Partner Insight: The search for yield and the need for greater governance are driving this trend, writes Jonathan Joiner, Senior Solutions Strategy Manager at LGIM
Definitions vary across the industry, but in the case of LGIM, they focus on public credit that excludes traditional investment grade government or corporate debt. Principally this encompasses emerging market debt and high yield. The decline in credit spreads in alternative credit, combined with growing indications of late-cycle behaviour in the US, have led some institutional investors to be nervous about allocating to this asset class.
This caution is understandable but, as argued by LGIM's investment team in this guide, many pension schemes are significantly underweight the asset class in their strategic asset allocations and are therefore missing out on the benefits it offers.

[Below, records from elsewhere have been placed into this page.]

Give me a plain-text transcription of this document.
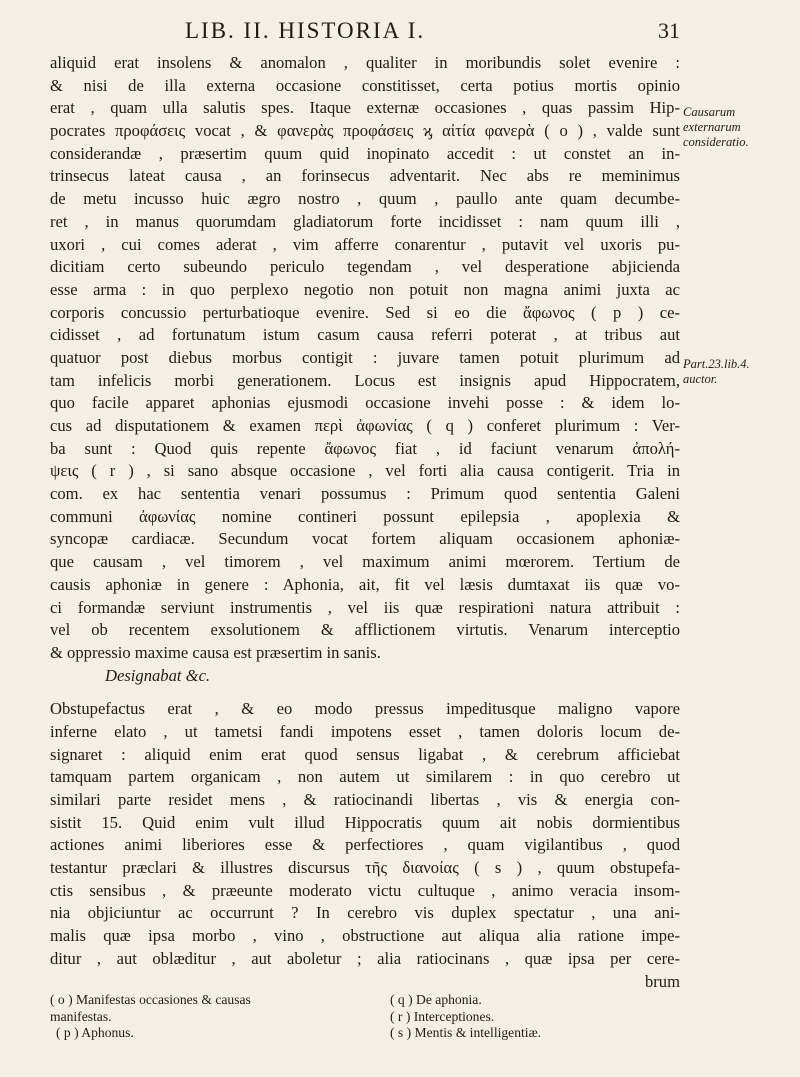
LIB. II. HISTORIA I.	31
aliquid erat insolens & anomalon , qualiter in moribundis solet evenire :
& nisi de illa externa occasione constitisset, certa potius mortis opinio
erat , quam ulla salutis spes. Itaque externæ occasiones , quas passim Hip-
pocrates προφάσεις vocat , & φανερὰς προφάσεις ϗ αἰτία φανερὰ ( o ) , valde sunt
considerandæ , præsertim quum quid inopinato accedit : ut constet an in-
trinsecus lateat causa , an forinsecus adventarit. Nec abs re meminimus
de metu incusso huic ægro nostro , quum , paullo ante quam decumbe-
ret , in manus quorumdam gladiatorum forte incidisset : nam quum illi ,
uxori , cui comes aderat , vim afferre conarentur , putavit vel uxoris pu-
dicitiam certo subeundo periculo tegendam , vel desperatione abjicienda
esse arma : in quo perplexo negotio non potuit non magna animi juxta ac
corporis concussio perturbatioque evenire. Sed si eo die ἄφωνος ( p ) ce-
cidisset , ad fortunatum istum casum causa referri poterat , at tribus aut
quatuor post diebus morbus contigit : juvare tamen potuit plurimum ad
tam infelicis morbi generationem. Locus est insignis apud Hippocratem,
quo facile apparet aphonias ejusmodi occasione invehi posse : & idem lo-
cus ad disputationem & examen περὶ ἀφωνίας ( q ) conferet plurimum : Ver-
ba sunt : Quod quis repente ἄφωνος fiat , id faciunt venarum ἀπολή-
ψεις ( r ) , si sano absque occasione , vel forti alia causa contigerit. Tria in
com. ex hac sententia venari possumus : Primum quod sententia Galeni
communi ἀφωνίας nomine contineri possunt epilepsia , apoplexia &
syncopæ cardiacæ. Secundum vocat fortem aliquam occasionem aphoniæ-
que causam , vel timorem , vel maximum animi mœrorem. Tertium de
causis aphoniæ in genere : Aphonia, ait, fit vel læsis dumtaxat iis quæ vo-
ci formandæ serviunt instrumentis , vel iis quæ respirationi natura attribuit :
vel ob recentem exsolutionem & afflictionem virtutis. Venarum interceptio
& oppressio maxime causa est præsertim in sanis.
Designabat &c.
Obstupefactus erat , & eo modo pressus impeditusque maligno vapore
inferne elato , ut tametsi fandi impotens esset , tamen doloris locum de-
signaret : aliquid enim erat quod sensus ligabat , & cerebrum afficiebat
tamquam partem organicam , non autem ut similarem : in quo cerebro ut
similari parte residet mens , & ratiocinandi libertas , vis & energia con-
sistit 15. Quid enim vult illud Hippocratis quum ait nobis dormientibus
actiones animi liberiores esse & perfectiores , quam vigilantibus , quod
testantur præclari & illustres discursus τῆς διανοίας ( s ) , quum obstupefa-
ctis sensibus , & præeunte moderato victu cultuque , animo veracia insom-
nia objiciuntur ac occurrunt ? In cerebro vis duplex spectatur , una ani-
malis quæ ipsa morbo , vino , obstructione aut aliqua alia ratione impe-
ditur , aut oblæditur , aut aboletur ; alia ratiocinans , quæ ipsa per cere-
brum
Causarum
externarum
consideratio.
Part.23.lib.4.
auctor.
( o ) Manifestas occasiones & causas
manifestas.
( p ) Aphonus.
( q ) De aphonia.
( r ) Interceptiones.
( s ) Mentis & intelligentiæ.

Strategically attractive for pension schemes
For many institutional investors, the majority of their growth assets continue to be allocated to global equities. This leads their risk profiles to be dominated by equity risk. Alternative credit offers investors the opportunity to diversify their risk exposure and improve their risk-adjusted return profile. Additionally these assets are cash flow generative and can assist schemes who need to meet cash outflows while meeting return requirements. For investors concerned about the end of the economic cycle, it is important to realise that high yield and US dollar-denominated emerging market debt ($EMD) have shown evidence of posting strong returns in the late contraction part of the cycle, quickly recovering from their initial falls.
A ‘meaningful' component
The search for relatively predictable cash flows, while meeting return objectives has ultimately put sub-investment grade credit into the spotlight. Alternative credit has a number of attractive qualities including diversification benefits, a stable source of cash flow and expected returns in excess of expected defaults. While the current low level of credit spreads and the evidence of late cycle dynamics support being cautious, LGIM do not feel this supports having a very low or zero allocation.
For example, the group's Diversified Fund, which targets long-term investment returns in the most efficient way, has an approximate 15% allocation to alternative credit. The ‘optimal allocation' to alternative credit varies by investor but the investment team believe alternative credit is an important constituent of the asset class universe and should form a meaningful part of most pension schemes' strategic asset allocation.